I can't get any motor to move. I can't even get a beep. Help please!

Total Noob here, not a programmer… please forgive me!

I want to make a “lazy susan” table with a large gimbal motor under it to spin it to specific angles. The Odrive will receive input from an Frsky X8R drone receiver that outputs PWM servo signals.

I have already worked my way through the “Getting Started” section but was not able to get certain parts to work.

My Odrive board: 56 Volt Version 3.6, purchased in September 2020

My motor: T-motor G100 gimbal motor (I also tried 3 other motors)

My Encoder: 8192 CPR capacitive encoder from Odrive store

Battery hooked up to Odrive: 24 Volt

Things I have already done with Odrivetool:

Set current limit, Set cal current, set break resistance, set velocity limit, configured pole pairs, set encoder, and I set motor type to gimbal (Motor_TYPE_GIMBAL) Saved after all this.

Problem: In the “Getting started” everything is fine until I get to the part where I type :

odrv0.axis0.requested_state = AXIS_STATE_FULL_CALIBRATION_SEQUENCE

This should start the calibration sequence, but nothing happens, not even a beep. I then wanted to see if it was the motor, so I switched out for multiple other motors. None did anything. I checked the voltage going to the board using “odrv0.vbus_voltage” and the voltage reads fine, exactly the battery voltage.

What do you think is wrong?

Thank you to anyone who can help me

What errors (if any) does the odrive give?
dump_errors(odrv0)

Try setting it up as a normal motor. I wouldn’t recommend anyone to use MOTOR_TYPE_GIMBAL unless they know what they are doing. It’s a badly named feature, IMO.
MOTOR_TYPE_GIMBAL actually means “don’t use closed-loop current control - assume that the motor behaves like a plain inductor and not a motor, because velocity is always very low, and resistance & inductance are very high”

This is what came up immediately after trying to do the calibration sequence.

I tried switching to MOTOR_TYPE_HIGH_CURRENT. The motors still do not move and the board does not beep.

Hi @awhitney, it seems you’ll want to update the software. Try pip install --upgrade odrive, and then odrivetool dfu.

Then dump_errors(odrv0) will work properly :slight_smile:

I did pip install --upgrade odrive and it worked
I did odrivetool dfu and it gave an error
I did startup calibration and nothing happened.
I then did dump_errors(odrv0) and it gave me an error

Any ideas? Thank you for your help so far. I really appreciate it!

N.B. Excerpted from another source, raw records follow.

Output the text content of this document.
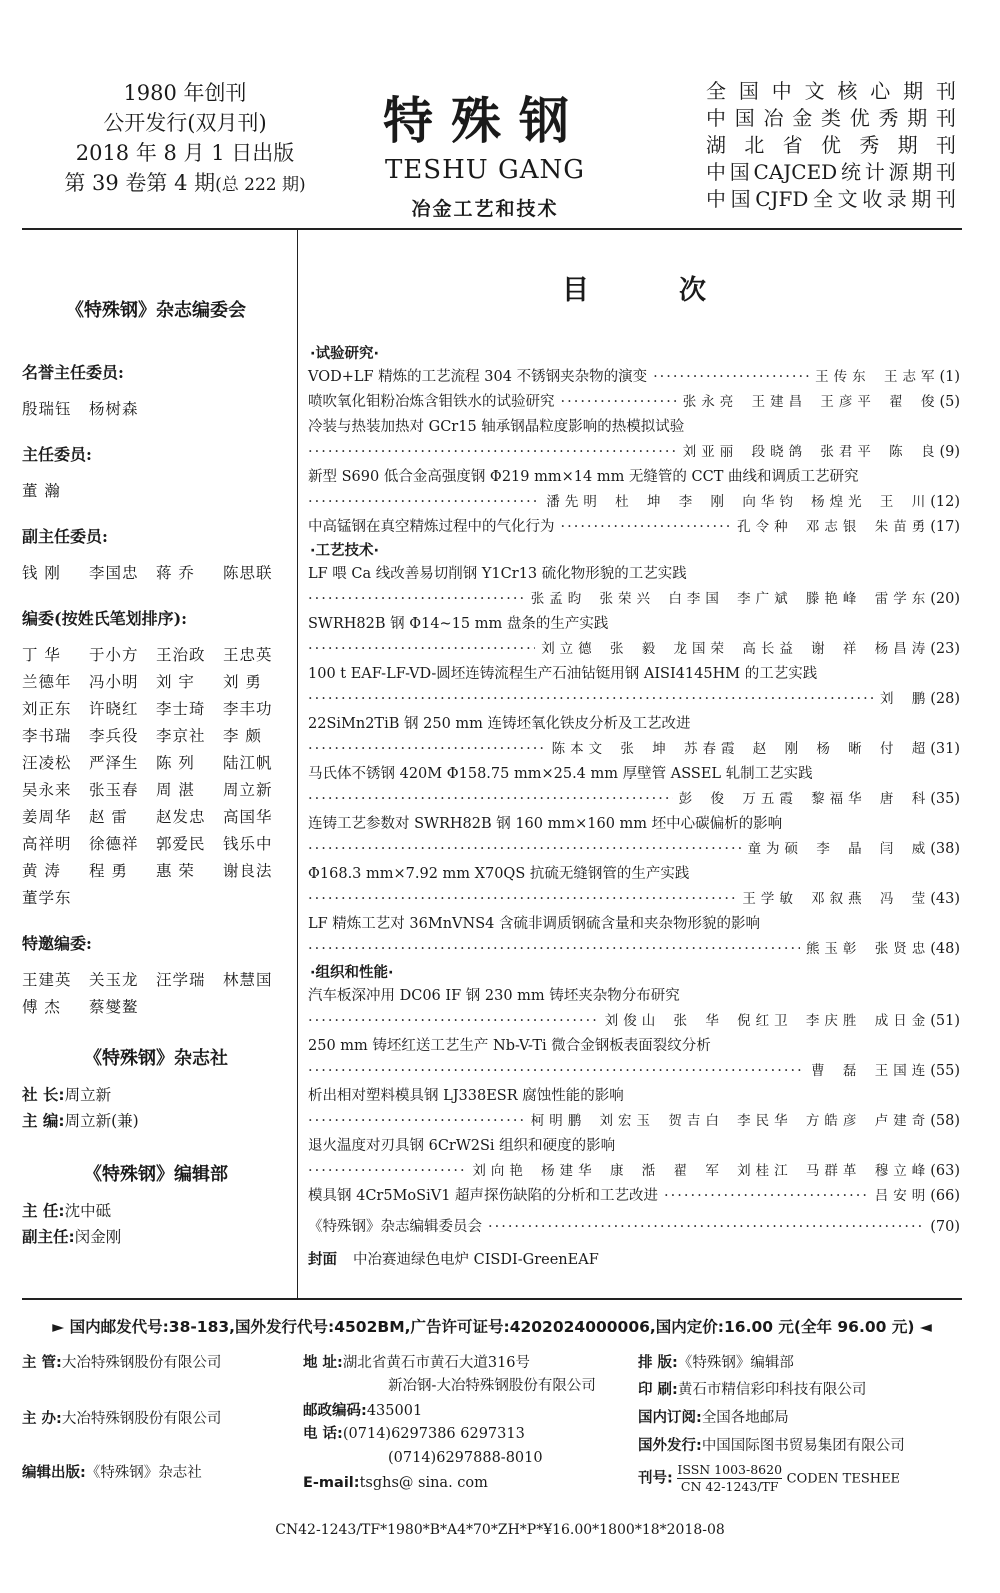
1980 年创刊
公开发行(双月刊)
2018 年 8 月 1 日出版
第 39 卷第 4 期(总 222 期)
特殊钢
TESHU GANG
冶金工艺和技术
全国中文核心期刊
中国冶金类优秀期刊
湖北省优秀期刊
中国CAJCED统计源期刊
中国CJFD全文收录期刊
《特殊钢》杂志编委会
名誉主任委员:
殷瑞钰	杨树森
主任委员:
董 瀚
副主任委员:
钱 刚	李国忠	蒋 乔	陈思联
编委(按姓氏笔划排序):
丁 华	于小方	王治政	王忠英
兰德年	冯小明	刘 宇	刘 勇
刘正东	许晓红	李士琦	李丰功
李书瑞	李兵役	李京社	李 颇
汪凌松	严泽生	陈 列	陆江帆
吴永来	张玉春	周 湛	周立新
姜周华	赵 雷	赵发忠	高国华
高祥明	徐德祥	郭爱民	钱乐中
黄 涛	程 勇	惠 荣	谢良法
董学东
特邀编委:
王建英	关玉龙	汪学瑞	林慧国
傅 杰	蔡燮鳌
《特殊钢》杂志社
社 长:周立新
主 编:周立新(兼)
《特殊钢》编辑部
主 任:沈中砥
副主任:闵金刚
目次
·试验研究·
VOD+LF 精炼的工艺流程 304 不锈钢夹杂物的演变 ·····	王传东 王志军 (1)
喷吹氧化钼粉冶炼含钼铁水的试验研究 ·····	张永亮 王建昌 王彦平 翟 俊 (5)
冷装与热装加热对 GCr15 轴承钢晶粒度影响的热模拟试验
·····
刘亚丽 段晓鸽 张君平 陈 良 (9)
新型 S690 低合金高强度钢 Φ219 mm×14 mm 无缝管的 CCT 曲线和调质工艺研究
·····
潘先明 杜 坤 李 刚 向华钧 杨煌光 王 川 (12)
中高锰钢在真空精炼过程中的气化行为 ·····	孔令种 邓志银 朱苗勇 (17)
·工艺技术·
LF 喂 Ca 线改善易切削钢 Y1Cr13 硫化物形貌的工艺实践
·····
张孟昀 张荣兴 白李国 李广斌 滕艳峰 雷学东 (20)
SWRH82B 钢 Φ14~15 mm 盘条的生产实践
·····
刘立德 张 毅 龙国荣 高长益 谢 祥 杨昌涛 (23)
100 t EAF-LF-VD-圆坯连铸流程生产石油钻铤用钢 AISI4145HM 的工艺实践
·····
刘 鹏 (28)
22SiMn2TiB 钢 250 mm 连铸坯氧化铁皮分析及工艺改进
·····
陈本文 张 坤 苏春霞 赵 刚 杨 晰 付 超 (31)
马氏体不锈钢 420M Φ158.75 mm×25.4 mm 厚壁管 ASSEL 轧制工艺实践
·····
彭 俊 万五霞 黎福华 唐 科 (35)
连铸工艺参数对 SWRH82B 钢 160 mm×160 mm 坯中心碳偏析的影响
·····
童为硕 李 晶 闫 威 (38)
Φ168.3 mm×7.92 mm X70QS 抗硫无缝钢管的生产实践
·····
王学敏 邓叙燕 冯 莹 (43)
LF 精炼工艺对 36MnVNS4 含硫非调质钢硫含量和夹杂物形貌的影响
·····
熊玉彰 张贤忠 (48)
·组织和性能·
汽车板深冲用 DC06 IF 钢 230 mm 铸坯夹杂物分布研究
·····
刘俊山 张 华 倪红卫 李庆胜 成日金 (51)
250 mm 铸坯红送工艺生产 Nb-V-Ti 微合金钢板表面裂纹分析
·····
曹 磊 王国连 (55)
析出相对塑料模具钢 LJ338ESR 腐蚀性能的影响
·····
柯明鹏 刘宏玉 贺吉白 李民华 方皓彦 卢建奇 (58)
退火温度对刃具钢 6CrW2Si 组织和硬度的影响
·····
刘向艳 杨建华 康 湉 翟 军 刘桂江 马群革 穆立峰 (63)
模具钢 4Cr5MoSiV1 超声探伤缺陷的分析和工艺改进 ·····	吕安明 (66)
《特殊钢》杂志编辑委员会 ·····	(70)
封面 中冶赛迪绿色电炉 CISDI-GreenEAF
► 国内邮发代号:38-183,国外发行代号:4502BM,广告许可证号:4202024000006,国内定价:16.00 元(全年 96.00 元) ◄
主 管:大冶特殊钢股份有限公司
主 办:大冶特殊钢股份有限公司
编辑出版:《特殊钢》杂志社
地 址:湖北省黄石市黄石大道316号
新冶钢-大冶特殊钢股份有限公司
邮政编码:435001
电 话:(0714)6297386 6297313
(0714)6297888-8010
E-mail:tsghs@ sina. com
排 版:《特殊钢》编辑部
印 刷:黄石市精信彩印科技有限公司
国内订阅:全国各地邮局
国外发行:中国国际图书贸易集团有限公司
刊号:
ISSN 1003-8620
CN 42-1243/TF CODEN TESHEE
CN42-1243/TF*1980*B*A4*70*ZH*P*¥16.00*1800*18*2018-08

Oh, you have to use odrivetool dfu outside of the odrivetool. Just at the powershell window or command prompt.

Also we’ve had problems with anaconda… can I suggest just boring old python 3.8?

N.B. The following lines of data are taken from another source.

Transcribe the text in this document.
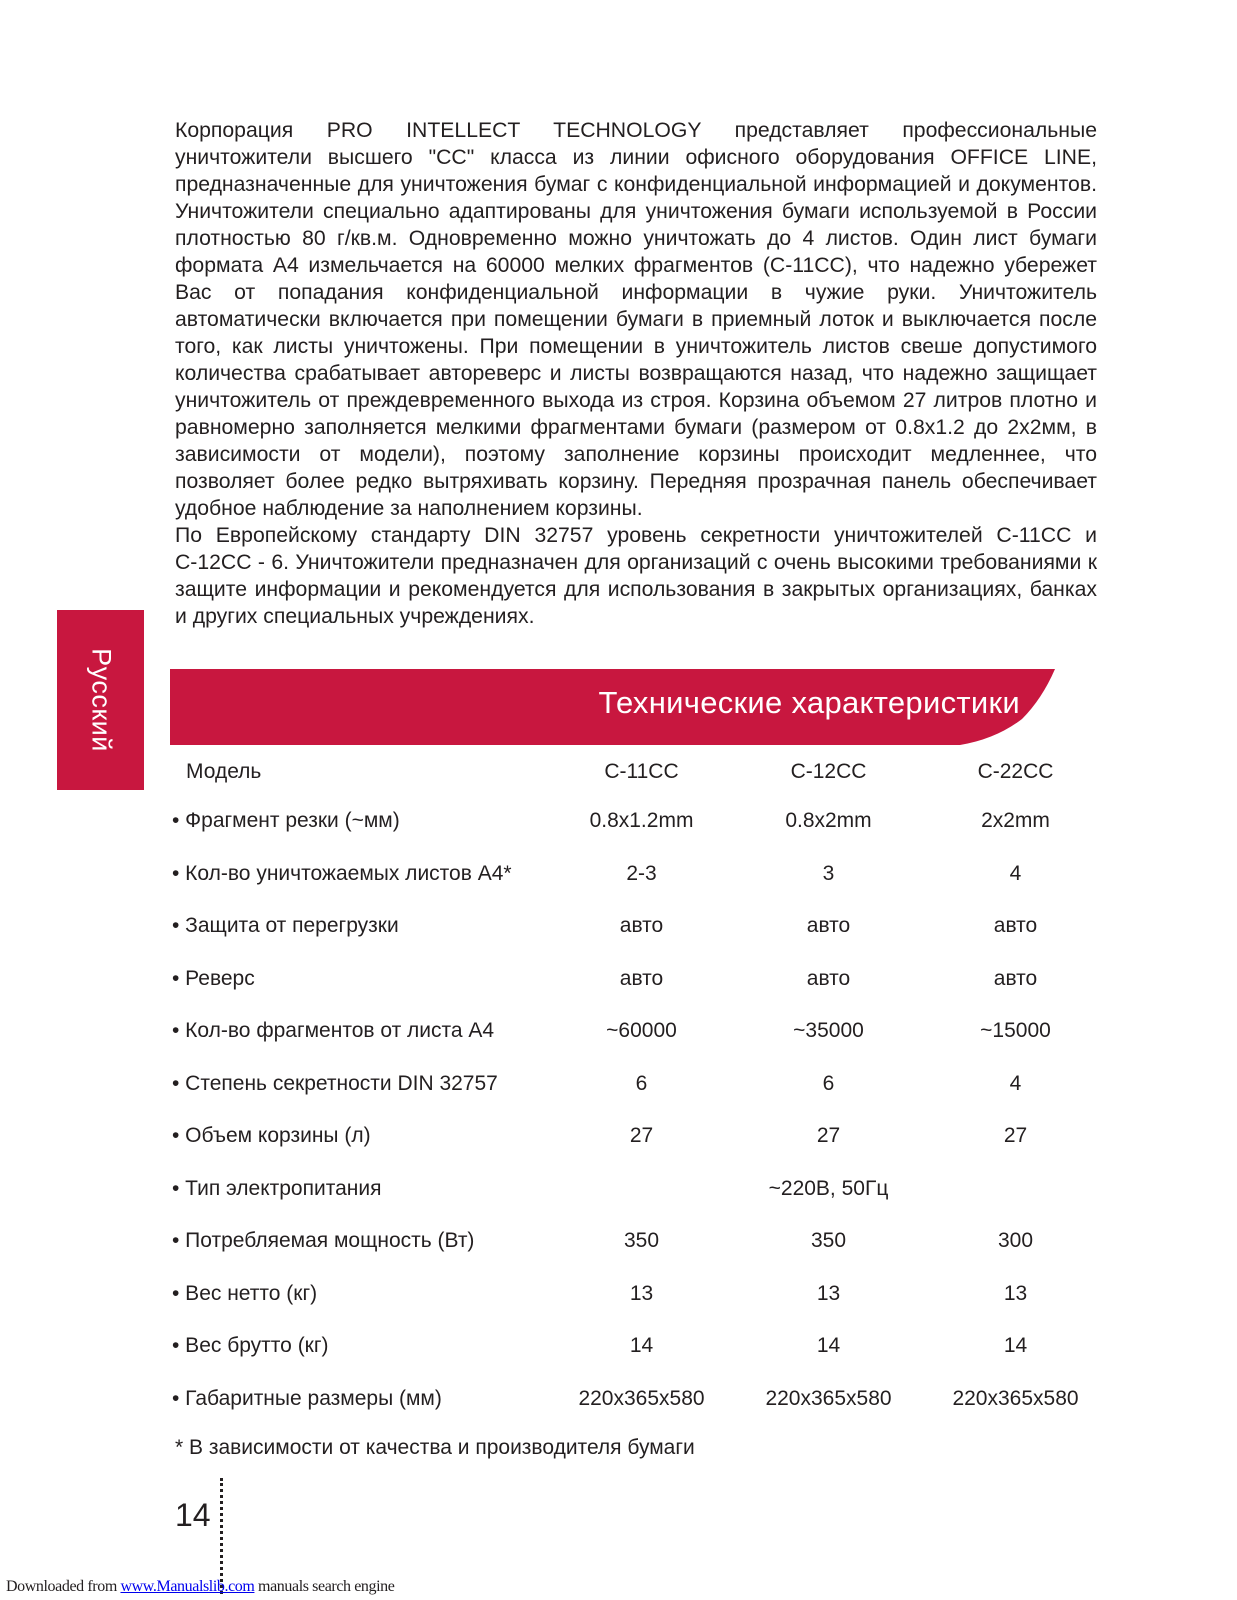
Корпорация PRO INTELLECT TECHNOLOGY представляет профессиональные уничтожители высшего "СС" класса из линии офисного оборудования OFFICE LINE, предназначенные для уничтожения бумаг с конфиденциальной информацией и документов. Уничтожители специально адаптированы для уничтожения бумаги используемой в России плотностью 80 г/кв.м. Одновременно можно уничтожать до 4 листов. Один лист бумаги формата А4 измельчается на 60000 мелких фрагментов (С-11СС), что надежно убережет Вас от попадания конфиденциальной информации в чужие руки. Уничтожитель автоматически включается при помещении бумаги в приемный лоток и выключается после того, как листы уничтожены. При помещении в уничтожитель листов свеше допустимого количества срабатывает автореверс и листы возвращаются назад, что надежно защищает уничтожитель от преждевременного выхода из строя. Корзина объемом 27 литров плотно и равномерно заполняется мелкими фрагментами бумаги (размером от 0.8х1.2 до 2х2мм, в зависимости от модели), поэтому заполнение корзины происходит медленнее, что позволяет более редко вытряхивать корзину. Передняя прозрачная панель обеспечивает удобное наблюдение за наполнением корзины.

По Европейскому стандарту DIN 32757 уровень секретности уничтожителей С-11СС и С-12СС - 6. Уничтожители предназначен для организаций с очень высокими требованиями к защите информации и рекомендуется для использования в закрытых организациях, банках и других специальных учреждениях.

Русский	Технические характеристики
Модель	С-11СС	С-12СС	С-22СС
• Фрагмент резки (~мм)	0.8x1.2mm	0.8x2mm	2x2mm
• Кол-во уничтожаемых листов А4*	2-3	3	4
• Защита от перегрузки	авто	авто	авто
• Реверс	авто	авто	авто
• Кол-во фрагментов от листа А4	~60000	~35000	~15000
• Степень секретности DIN 32757	6	6	4
• Объем корзины (л)	27	27	27
• Тип электропитания		~220В, 50Гц	
• Потребляемая мощность (Вт)	350	350	300
• Вес нетто (кг)	13	13	13
• Вес брутто (кг)	14	14	14
• Габаритные размеры (мм)	220x365x580	220x365x580	220x365x580
* В зависимости от качества и производителя бумаги
14
Downloaded from www.Manualslib.com manuals search engine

I uninstalled Anaconda and then installed the most recent version of python. I then went to the cmd prompt and tried to open odrivetool , but it was not recognized. I then tried pip install --upgrade odrive , it starts to work but then spits out 3 pages of red errors.
Should I go back to anaconda?

I reinstalled anaconda, except this time I went with the 32 bit version. Ran the calibration --nothing happened. I then typed odrv0.axis0.motor to see if it would yield some useful information.

Make sure you don’t use Python 3.9, matplotlib (required by ODrive) is not updated yet, so it fails. You have to use 3.8.x

Looks like you have motor error 0x08. That corresponds to DRV_FAULT. That is quite unusual, and indicates a hardware fault. Have you tried axis 1?

Hello,
I’m not sure what happened, but things got worse. Now my computer does not respond when I plug the odrive board into the USB. When I try to use Zadid to look at the driver it does not show up either.
I was trying different things connected to odrivetool dfu. I was trying to follow the instructions in the odrive tool section of the website for “Upgading firmware with a different DFU tool.”

When I reached the part where I am supposed to use DfuSe Demo , It can’t find the board. I had the tiny switch set to DFU. I then tried using STM32Cube programmer becasue people said it might work better than DfuSe. It found the board, but it would only find the .hex file and not the .dfu file that I created with DfuSe manager. Anyway, STMCube programmer let me download the .hex file to the board. The board seemed to work at first, telling me the voltage, but that was it.
The next morning my computer would not detect when I plugging in the USB. Zadig does not show anything odrive or anything STM32.

So, how bad did I mess things up?

Not sure. At this point, I would just go for the STLinkV2 and program it that way. Then you’ll be confident it flashed properly.